The other thing is that people give chances to kids in their late teens/ early 20s who are grateful, hard working, seem like they are on the way up. I think it would be very different to go back into horses at let’s say 30 or 35, as a permanent groom. The professionals your own age will have moved on further, and will be mentoring new 18 year olds.

Thank you everyone commenting! I’m only 23 and have been nursing for a year now. Even as a nurse I can’t really afford to have a horse in a training program and show without working all the crazy hours… preventing me from showing. Considering just taking 6 months off and going to another internship

Think carefully about what the poster above said … the difference between horses as a horse professional, and horses as an amateur.

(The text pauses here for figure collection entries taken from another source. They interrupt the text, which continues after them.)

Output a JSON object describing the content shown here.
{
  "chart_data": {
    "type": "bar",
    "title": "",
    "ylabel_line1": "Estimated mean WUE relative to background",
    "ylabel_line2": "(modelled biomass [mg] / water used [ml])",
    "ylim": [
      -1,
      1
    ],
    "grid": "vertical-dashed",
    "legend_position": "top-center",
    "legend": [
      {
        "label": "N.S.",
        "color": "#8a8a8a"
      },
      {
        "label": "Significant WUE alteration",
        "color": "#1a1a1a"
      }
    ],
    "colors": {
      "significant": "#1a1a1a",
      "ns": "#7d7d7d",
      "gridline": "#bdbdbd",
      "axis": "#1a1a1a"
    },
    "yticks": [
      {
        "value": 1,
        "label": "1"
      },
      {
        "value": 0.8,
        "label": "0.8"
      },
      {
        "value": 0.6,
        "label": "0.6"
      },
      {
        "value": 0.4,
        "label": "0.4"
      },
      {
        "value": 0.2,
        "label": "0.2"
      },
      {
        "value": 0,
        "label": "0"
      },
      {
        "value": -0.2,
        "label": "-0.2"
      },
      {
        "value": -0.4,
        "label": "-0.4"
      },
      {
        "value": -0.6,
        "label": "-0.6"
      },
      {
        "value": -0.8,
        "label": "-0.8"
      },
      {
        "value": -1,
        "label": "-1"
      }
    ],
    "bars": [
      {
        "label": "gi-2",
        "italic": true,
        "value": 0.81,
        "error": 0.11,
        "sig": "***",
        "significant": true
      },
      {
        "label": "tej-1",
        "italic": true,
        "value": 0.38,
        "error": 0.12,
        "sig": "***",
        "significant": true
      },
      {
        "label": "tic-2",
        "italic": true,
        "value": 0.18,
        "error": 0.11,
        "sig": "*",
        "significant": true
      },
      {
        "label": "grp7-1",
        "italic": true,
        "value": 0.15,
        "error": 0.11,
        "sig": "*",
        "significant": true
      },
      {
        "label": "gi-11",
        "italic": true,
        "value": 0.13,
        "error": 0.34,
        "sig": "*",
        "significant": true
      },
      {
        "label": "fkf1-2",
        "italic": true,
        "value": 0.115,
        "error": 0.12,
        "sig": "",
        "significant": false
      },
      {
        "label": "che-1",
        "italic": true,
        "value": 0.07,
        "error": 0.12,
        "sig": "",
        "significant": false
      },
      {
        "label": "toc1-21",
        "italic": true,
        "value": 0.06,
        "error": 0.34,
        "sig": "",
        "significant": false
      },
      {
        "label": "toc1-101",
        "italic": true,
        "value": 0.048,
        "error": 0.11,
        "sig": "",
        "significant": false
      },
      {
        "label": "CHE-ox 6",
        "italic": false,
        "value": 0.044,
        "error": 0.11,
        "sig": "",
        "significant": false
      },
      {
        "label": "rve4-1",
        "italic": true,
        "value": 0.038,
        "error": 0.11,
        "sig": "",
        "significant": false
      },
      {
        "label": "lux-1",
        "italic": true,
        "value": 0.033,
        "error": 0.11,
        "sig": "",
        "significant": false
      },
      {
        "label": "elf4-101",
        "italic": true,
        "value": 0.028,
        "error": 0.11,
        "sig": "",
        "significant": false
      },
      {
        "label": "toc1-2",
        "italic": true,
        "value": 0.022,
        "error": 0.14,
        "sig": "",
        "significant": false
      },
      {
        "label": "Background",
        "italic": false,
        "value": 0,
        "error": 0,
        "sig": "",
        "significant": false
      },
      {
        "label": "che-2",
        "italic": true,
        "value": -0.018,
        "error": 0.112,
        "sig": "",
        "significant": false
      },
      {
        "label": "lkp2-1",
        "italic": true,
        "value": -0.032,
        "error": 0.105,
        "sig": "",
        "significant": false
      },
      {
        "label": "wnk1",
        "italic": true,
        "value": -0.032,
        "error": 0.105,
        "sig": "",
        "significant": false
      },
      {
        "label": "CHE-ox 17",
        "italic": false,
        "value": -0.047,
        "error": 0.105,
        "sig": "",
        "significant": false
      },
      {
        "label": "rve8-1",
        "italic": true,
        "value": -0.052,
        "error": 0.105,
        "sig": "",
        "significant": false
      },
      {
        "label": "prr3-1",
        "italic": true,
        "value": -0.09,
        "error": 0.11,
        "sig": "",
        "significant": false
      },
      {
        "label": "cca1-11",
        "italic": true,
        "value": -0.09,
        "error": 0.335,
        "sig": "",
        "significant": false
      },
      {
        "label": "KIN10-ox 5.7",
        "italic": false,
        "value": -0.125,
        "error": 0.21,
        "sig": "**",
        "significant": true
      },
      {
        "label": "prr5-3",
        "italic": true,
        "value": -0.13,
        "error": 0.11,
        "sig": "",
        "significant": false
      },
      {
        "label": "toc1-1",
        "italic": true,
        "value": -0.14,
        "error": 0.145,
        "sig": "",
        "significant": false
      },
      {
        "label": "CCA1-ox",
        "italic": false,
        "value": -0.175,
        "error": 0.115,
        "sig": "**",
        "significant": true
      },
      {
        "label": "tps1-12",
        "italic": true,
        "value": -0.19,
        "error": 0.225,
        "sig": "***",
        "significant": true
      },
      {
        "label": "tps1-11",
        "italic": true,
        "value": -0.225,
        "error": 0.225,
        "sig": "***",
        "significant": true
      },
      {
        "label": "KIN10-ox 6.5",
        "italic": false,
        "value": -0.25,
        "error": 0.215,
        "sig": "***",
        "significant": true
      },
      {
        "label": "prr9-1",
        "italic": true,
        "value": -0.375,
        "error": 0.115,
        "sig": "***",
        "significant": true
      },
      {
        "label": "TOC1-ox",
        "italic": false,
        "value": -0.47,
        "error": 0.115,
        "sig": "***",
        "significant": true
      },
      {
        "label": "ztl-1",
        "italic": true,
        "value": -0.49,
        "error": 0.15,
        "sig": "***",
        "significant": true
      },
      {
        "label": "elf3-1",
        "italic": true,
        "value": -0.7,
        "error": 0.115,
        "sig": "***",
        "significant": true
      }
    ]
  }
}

A horse professional has very similar stresses and pressures to nursing, if you think about it. Too much to do and not enough time to do it. Uncontrollable hours. Competing priorities. Craziness, of schedules and people, and horses, too. Etc. Not able to enjoy what you like most about it because of the pressure to take care of every detail.

So being a horse professional may not be what you think it will be. Although you do have prior experience, believe me when I say that working life after 22 is very different from working life before that age, regardless of the field, and the difference grows with every year. Fewer highs and greater weight of responsibility, mainly.

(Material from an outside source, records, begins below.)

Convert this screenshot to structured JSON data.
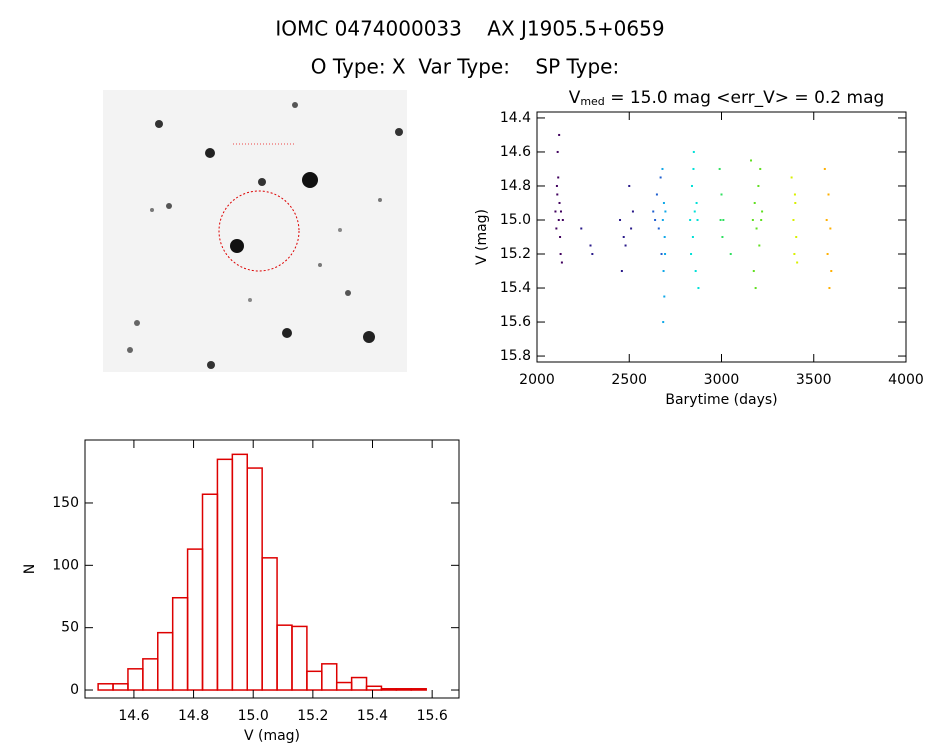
{
  "header": {
    "title": "IOMC 0474000033    AX J1905.5+0659",
    "subtitle": "O Type: X  Var Type:    SP Type:"
  },
  "chart_data": [
    {
      "type": "scatter",
      "title": "V",
      "title_sub": "med",
      "title_rest": " = 15.0 mag <err_V> = 0.2 mag",
      "xlabel": "Barytime (days)",
      "ylabel": "V (mag)",
      "xlim": [
        2000,
        4000
      ],
      "xticks": [
        2000,
        2500,
        3000,
        3500,
        4000
      ],
      "ylim": [
        15.835,
        14.365
      ],
      "yticks": [
        14.4,
        14.6,
        14.8,
        {
          "value": 15,
          "label": "15.0"
        },
        15.2,
        15.4,
        15.6,
        15.8
      ],
      "series": [
        {
          "color": "#40005e",
          "x": [
            2100,
            2105,
            2110,
            2112,
            2115,
            2118,
            2120,
            2122,
            2125,
            2128,
            2130,
            2135,
            2108,
            2140
          ],
          "values": [
            14.95,
            15.05,
            14.85,
            14.6,
            14.75,
            15.0,
            14.5,
            14.9,
            15.1,
            15.2,
            14.95,
            15.25,
            14.8,
            15.0
          ]
        },
        {
          "color": "#2a1a8a",
          "x": [
            2240,
            2290,
            2300,
            2450,
            2460,
            2470,
            2480,
            2500,
            2510,
            2520
          ],
          "values": [
            15.05,
            15.15,
            15.2,
            15.0,
            15.3,
            15.1,
            15.15,
            14.8,
            15.05,
            14.95
          ]
        },
        {
          "color": "#2060d0",
          "x": [
            2630,
            2640,
            2650,
            2660,
            2670,
            2675
          ],
          "values": [
            14.95,
            15.0,
            14.85,
            15.05,
            14.75,
            15.2
          ]
        },
        {
          "color": "#10a8e8",
          "x": [
            2680,
            2682,
            2684,
            2686,
            2688,
            2690,
            2692,
            2694,
            2696
          ],
          "values": [
            14.7,
            15.0,
            15.6,
            15.3,
            14.9,
            15.45,
            15.1,
            15.2,
            14.95
          ]
        },
        {
          "color": "#00e0d8",
          "x": [
            2830,
            2835,
            2840,
            2845,
            2850,
            2855,
            2860,
            2865,
            2870,
            2875,
            2848
          ],
          "values": [
            15.0,
            15.2,
            14.8,
            15.1,
            14.6,
            14.95,
            15.3,
            14.9,
            15.0,
            15.4,
            14.7
          ]
        },
        {
          "color": "#30e060",
          "x": [
            2990,
            2995,
            3000,
            3005,
            3010,
            3050
          ],
          "values": [
            14.7,
            15.0,
            14.85,
            15.1,
            15.0,
            15.2
          ]
        },
        {
          "color": "#60e020",
          "x": [
            3160,
            3170,
            3175,
            3180,
            3185,
            3190,
            3200,
            3205,
            3210,
            3215,
            3220
          ],
          "values": [
            14.65,
            15.0,
            15.3,
            14.9,
            15.4,
            15.05,
            14.8,
            15.15,
            14.7,
            15.0,
            14.95
          ]
        },
        {
          "color": "#d8f000",
          "x": [
            3380,
            3390,
            3395,
            3400,
            3405,
            3410,
            3398
          ],
          "values": [
            14.75,
            15.0,
            15.2,
            14.9,
            15.1,
            15.25,
            14.85
          ]
        },
        {
          "color": "#ffb000",
          "x": [
            3560,
            3570,
            3575,
            3580,
            3585,
            3590,
            3595
          ],
          "values": [
            14.7,
            15.0,
            15.2,
            14.85,
            15.4,
            15.05,
            15.3
          ]
        }
      ]
    },
    {
      "type": "histogram",
      "xlabel": "V (mag)",
      "ylabel": "N",
      "color": "#dd0000",
      "bins": [
        14.48,
        14.53,
        14.58,
        14.63,
        14.68,
        14.73,
        14.78,
        14.83,
        14.88,
        14.93,
        14.98,
        15.03,
        15.08,
        15.13,
        15.18,
        15.23,
        15.28,
        15.33,
        15.38,
        15.43,
        15.48,
        15.53,
        15.58
      ],
      "values": [
        5,
        5,
        17,
        25,
        46,
        74,
        113,
        157,
        185,
        189,
        178,
        106,
        52,
        51,
        15,
        21,
        6,
        10,
        3,
        1,
        1,
        1
      ],
      "xlim": [
        14.436,
        15.69
      ],
      "xticks": [
        14.6,
        14.8,
        {
          "value": 15,
          "label": "15.0"
        },
        15.2,
        15.4,
        15.6
      ],
      "ylim": [
        -6.4,
        200.5
      ],
      "yticks": [
        0,
        50,
        100,
        150
      ]
    }
  ]
}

You’ve put in your first year of nursing so that should help your future options - less than a year and it makes you not the first choice for employers because they think you won’t stay, and replacing positions is expensive and hard. Whatever you do remember that you have lots of time ahead of you and that every decision you make now counts far more heavily in your future than it ever did before.

If you take 6 months off for horses professionally it might help you make a decision. But do realize that you are in a large and crowded boat, as you’ll see from the many replies still to come. The decisions between a barn life and a “real” life can be hard, because doing both to the max is not realistic, so a choice must be made.